Concerning point 1), we have toned down the statements concerning the possible explanation for the discrepancy between NNPDF3.0 and NNPDF3.1luxQED. As the referee rightly points out, without redoing the same fit with the correct evolution settings (and comparing exactly like with like) it is not really possible to categorically conclude that this is the dominant reason for the differences. So now we state that this is a possible reason (certainly it does contribute to the differences) but we don't know for sure that this is the main one, since one could conceive other options, due to the radically different methodologies adopted in the two sets. As the referee acknowledges, a final clarification of this point would be beyond the scope of this paper.

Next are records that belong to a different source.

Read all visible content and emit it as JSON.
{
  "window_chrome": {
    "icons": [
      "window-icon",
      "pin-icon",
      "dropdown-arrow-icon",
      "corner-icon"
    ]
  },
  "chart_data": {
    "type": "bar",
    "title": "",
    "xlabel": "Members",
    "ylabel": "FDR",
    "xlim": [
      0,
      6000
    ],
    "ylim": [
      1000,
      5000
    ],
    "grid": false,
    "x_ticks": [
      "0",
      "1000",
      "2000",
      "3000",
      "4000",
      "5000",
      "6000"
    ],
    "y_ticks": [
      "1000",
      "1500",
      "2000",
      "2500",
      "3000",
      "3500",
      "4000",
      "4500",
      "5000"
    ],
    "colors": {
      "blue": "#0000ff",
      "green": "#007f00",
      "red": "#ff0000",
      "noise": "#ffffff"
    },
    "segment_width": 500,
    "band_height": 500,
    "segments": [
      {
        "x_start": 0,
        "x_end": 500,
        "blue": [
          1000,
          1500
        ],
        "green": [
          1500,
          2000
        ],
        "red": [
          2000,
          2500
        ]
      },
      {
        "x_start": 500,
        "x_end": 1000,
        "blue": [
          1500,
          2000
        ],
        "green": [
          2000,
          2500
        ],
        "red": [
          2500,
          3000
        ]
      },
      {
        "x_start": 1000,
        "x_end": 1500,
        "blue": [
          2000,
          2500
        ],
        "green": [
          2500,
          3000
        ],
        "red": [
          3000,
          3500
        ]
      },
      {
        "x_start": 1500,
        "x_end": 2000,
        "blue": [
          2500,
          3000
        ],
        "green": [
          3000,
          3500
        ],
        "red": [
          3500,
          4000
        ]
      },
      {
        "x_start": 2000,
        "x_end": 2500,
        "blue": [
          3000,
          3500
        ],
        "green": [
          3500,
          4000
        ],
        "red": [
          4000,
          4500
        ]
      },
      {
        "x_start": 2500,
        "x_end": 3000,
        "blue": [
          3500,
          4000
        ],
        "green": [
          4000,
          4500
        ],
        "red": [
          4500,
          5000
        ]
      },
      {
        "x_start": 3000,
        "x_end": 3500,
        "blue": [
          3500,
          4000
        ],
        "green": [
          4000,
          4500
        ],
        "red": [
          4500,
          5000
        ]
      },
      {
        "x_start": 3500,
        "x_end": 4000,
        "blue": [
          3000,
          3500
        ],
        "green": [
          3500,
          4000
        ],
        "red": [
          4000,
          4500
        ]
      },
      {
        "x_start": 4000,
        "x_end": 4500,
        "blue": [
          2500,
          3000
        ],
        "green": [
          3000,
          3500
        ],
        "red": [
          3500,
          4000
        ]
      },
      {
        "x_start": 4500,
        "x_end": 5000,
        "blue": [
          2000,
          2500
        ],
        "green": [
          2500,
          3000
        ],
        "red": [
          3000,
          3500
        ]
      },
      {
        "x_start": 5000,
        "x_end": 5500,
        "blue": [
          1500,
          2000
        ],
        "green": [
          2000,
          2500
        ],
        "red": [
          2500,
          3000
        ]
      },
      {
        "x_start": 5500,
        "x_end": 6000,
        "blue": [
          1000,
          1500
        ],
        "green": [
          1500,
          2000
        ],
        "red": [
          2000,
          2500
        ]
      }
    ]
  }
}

Concerning point 2), it seems to us that the situation is a bit more complex than that. Indeed, the NNPDF2.3QED photon PDF was constrained mostly by Drell-Yan data at the LHC (since the constraints only from DIS structure functions were extremely loose). Therefore the right comparison would be at the level of PDF luminosities, rather than at the level of PDFs themselves. Note for example that in Fig. 3 of arXiv:1606.07130 the effects of the 3.0QED evolution actually lead to a small suppression of the photon PDF at large-x rather than an enhancement. This would be relevant for say the LHCb low-mass Drell-Yan data used in the NNPDF2.3QED fit, where one parton is at low-x and the other at small-x. So one should look at the kinematics of all hadronic datasets used in NNPDF2.3QED point by point to see how these differences in the evolution feed into the resulting photon, and this is rather complicated without doing the full fit. All in all, the only reason to conclusively set this point would be to redo NNPDF2.3QED with the same evolution as NNPDF3.0QED.
In any case, as mentioned above, we agree with the referee that one cannot exclude other sources of difference between NNPDF2.3/3.0QED and NNPDF3.1luxQED, perhaps of methodological origin. We have made sure that this fact is properly reflected in the text so that there are no ambiguities.
We hope that with the modifications that we have carried out in the new revision of the paper, the referee will consider it suitable for publication in SciPost.
Anonymous on 2018-05-28 [id 261]
(in reply to Anonymous Comment on 2018-05-24 [id 257])Thank you for this update, I think this describes the situation more clearly. As you say, empirically one cannot claim 'consistency' in the sense that the PDF sets do indeed not agree for all x regions.
The remaining question is whether the sets are 'consistent' in the sense that, if the same theoretical framework for the evolution were used throughout, the results would be consistent. The point about the suppression at high x for the 3.0 (vs. 2.3) evolution is certainly a good one, although I personally still find it very hard to see how this sort of effect, which is clearly relatively mild, could lead to such a sizeable suppression in the 3.0QED photon at low x. Somehow it seems that there is something else methodological in the original 2.3QED case (after all a reweighting to a rather unconstraining dataset as we know) at play here. I may be wrong though.
In any case as we are all agreed this is beyond the scope of the current paper. I am completely happy with the updated version and offer no further comments or suggestions.